One of several poems crafted around lunar imagery, “Breakdown Moon” is the poet’s meditation on his sister’s schizophrenia, an illness fraught with uncertainty. “So you say Goodbye / to the Moon instead,” he read. “That’s easier done. / She loses her head / right on schedule.”

Moses jumped from dark to dawn with a second family poem, “Aubade About Dad,” followed by the elegiac “Last Blues,” dedicated to the late dancer René Highway.

Moses, a Delaware, raised on the Six Nations lands on the Grand River in Ontario Voice, is a prolific playwright, particularly about native issues. He told an anecdote about Coyote City, his 1988 play about displaced natives struggling to withstand the challenges of materialism presented by city life.
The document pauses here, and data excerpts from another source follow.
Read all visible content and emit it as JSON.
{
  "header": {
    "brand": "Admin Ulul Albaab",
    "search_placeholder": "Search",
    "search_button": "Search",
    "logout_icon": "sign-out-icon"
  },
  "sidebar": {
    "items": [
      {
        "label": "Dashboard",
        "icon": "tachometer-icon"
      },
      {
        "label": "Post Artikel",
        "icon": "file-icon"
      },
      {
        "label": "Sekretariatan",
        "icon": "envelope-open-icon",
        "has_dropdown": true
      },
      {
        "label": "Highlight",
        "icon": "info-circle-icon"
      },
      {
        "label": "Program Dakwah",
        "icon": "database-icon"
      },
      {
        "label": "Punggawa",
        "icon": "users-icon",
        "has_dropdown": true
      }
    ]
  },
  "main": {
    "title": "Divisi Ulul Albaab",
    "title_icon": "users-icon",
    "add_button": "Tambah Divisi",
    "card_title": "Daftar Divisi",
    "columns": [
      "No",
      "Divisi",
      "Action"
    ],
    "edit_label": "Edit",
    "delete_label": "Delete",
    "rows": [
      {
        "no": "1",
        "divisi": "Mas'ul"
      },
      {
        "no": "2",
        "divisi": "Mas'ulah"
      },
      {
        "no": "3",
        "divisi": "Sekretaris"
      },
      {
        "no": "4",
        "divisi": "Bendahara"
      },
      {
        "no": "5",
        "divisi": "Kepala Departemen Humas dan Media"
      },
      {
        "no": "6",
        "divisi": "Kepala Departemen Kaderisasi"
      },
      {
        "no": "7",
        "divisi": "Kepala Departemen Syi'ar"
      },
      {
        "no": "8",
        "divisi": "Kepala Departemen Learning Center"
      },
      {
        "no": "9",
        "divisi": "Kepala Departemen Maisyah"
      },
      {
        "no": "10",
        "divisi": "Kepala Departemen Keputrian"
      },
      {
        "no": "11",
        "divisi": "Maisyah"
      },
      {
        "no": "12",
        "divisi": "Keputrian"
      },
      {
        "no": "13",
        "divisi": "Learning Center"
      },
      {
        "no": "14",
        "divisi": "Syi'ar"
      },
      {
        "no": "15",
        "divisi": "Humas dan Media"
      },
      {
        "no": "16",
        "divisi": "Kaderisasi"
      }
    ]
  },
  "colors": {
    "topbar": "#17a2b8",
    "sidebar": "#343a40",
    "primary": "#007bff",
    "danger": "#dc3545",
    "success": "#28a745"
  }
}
During rehearsals, an actor’s persistent questions — “But what happens to my character after the play?” — made him indignant, then amused, then inspired. He wrote a sequel, Big Buck City.
The opening scene comes from a scatological/theological epigram in Milan Kundera’s novel The Unbearable Lightness of Being, especially the phrase, “He is not responsible for man’s crimes. . . . The responsibility for shit, however, rests entirely with Him.”
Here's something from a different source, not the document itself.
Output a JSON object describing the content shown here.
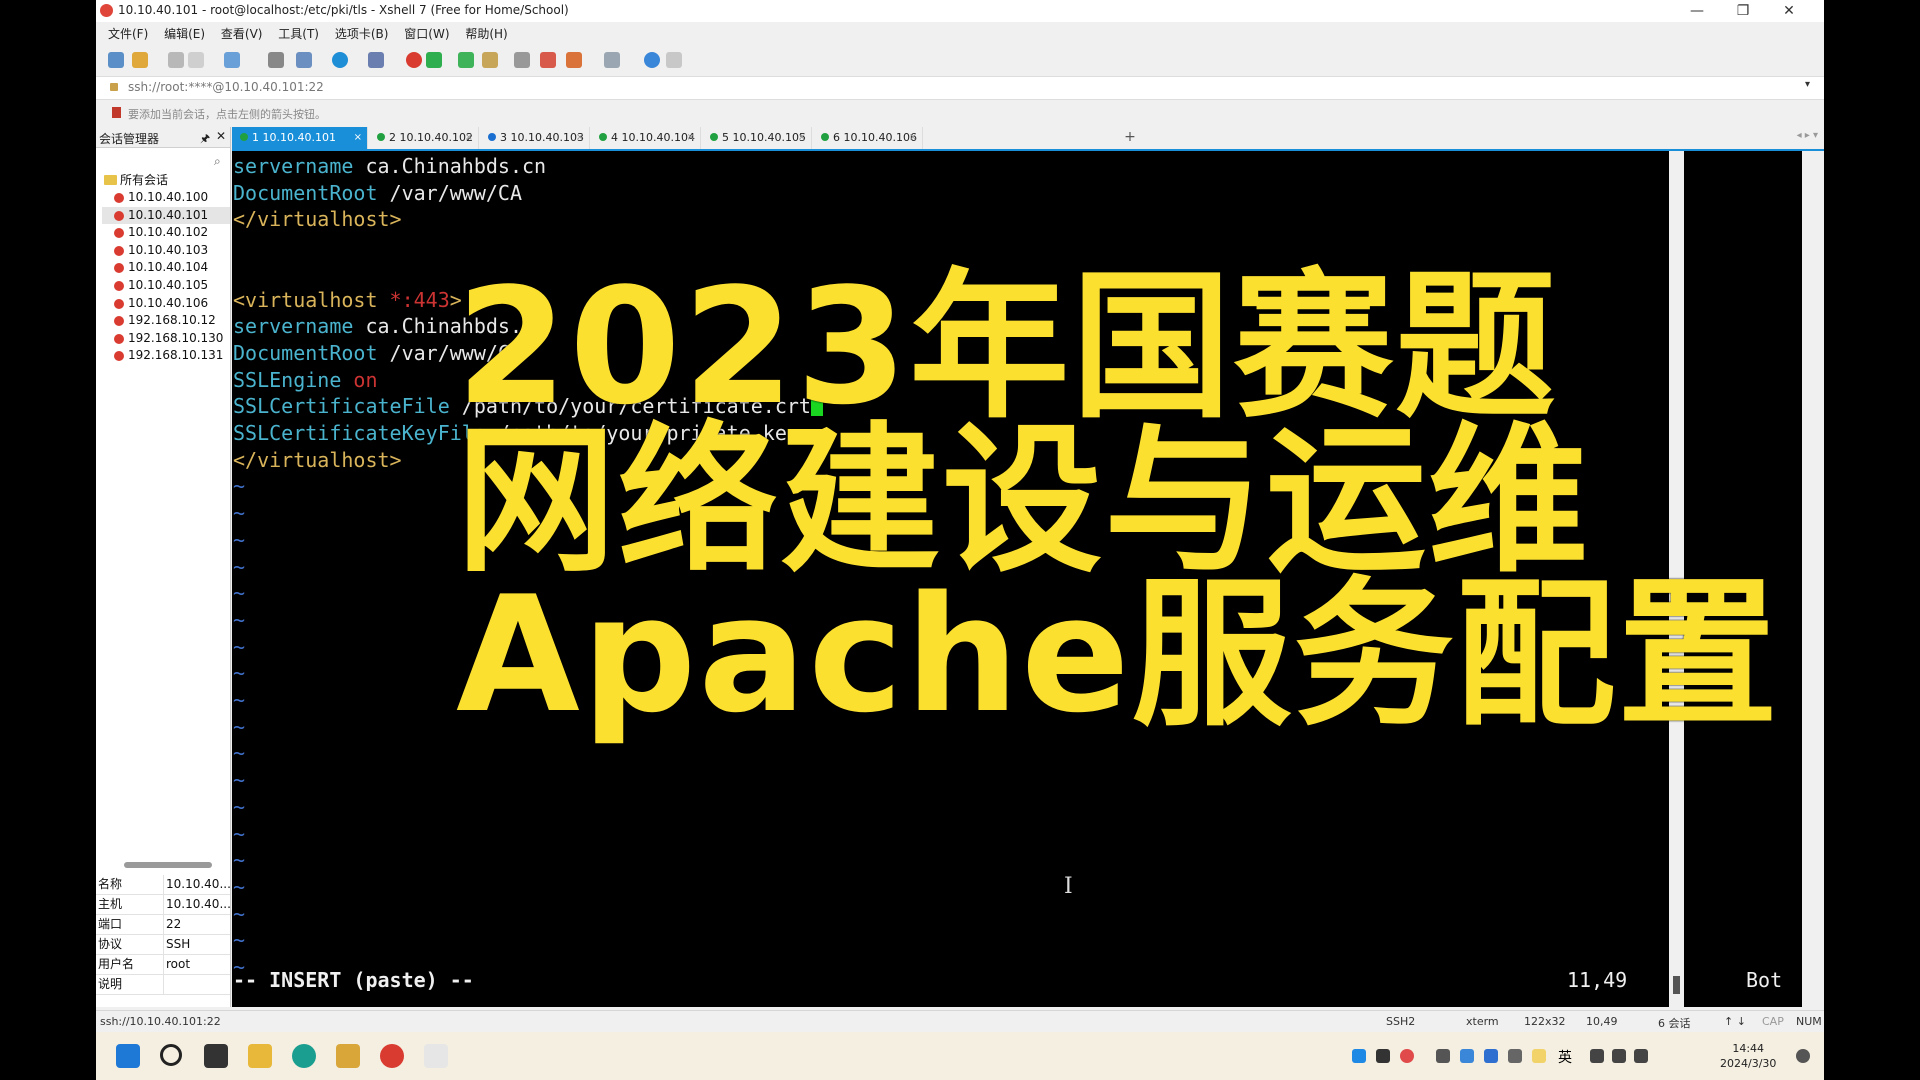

Big Buck City opens with a confrontation on Christmas Eve between a street preacher and a package-laden shopper. Reading both roles, Moses drew laughter with his darkly comic dialogue.

The piece was born at a 24-hour playwriting contest in Whitehorse. Moses had gone into the contest with specific ideas for a new play, but the muse had other plans, and he found himself inexplicably fixated on some Old West characters he’d created years earlier.

Fourteen hours later, Moses completed first drafts of The Moon and Dead Indians and The Angel and the Medicine Show, two one-act plays later collected as The Indian Medicine Shows (1995).

He set the scene for The Moon and Dead Indians. On the porch of a lonely cabin in the foothills of New Mexico, in1878, a widow cradles a rifle while quietly singing hymns. Her son appears, fresh from visiting a travelling medicine show. The two converse about Civil War ghosts and vanished natives.

Like the Big Buck City excerpt, their brief exchange hinted at bizarre things to come. Moses let it hang in the air. “Well,” he said, closing his book. “That’s kind of a weird beginning, isn’t it?”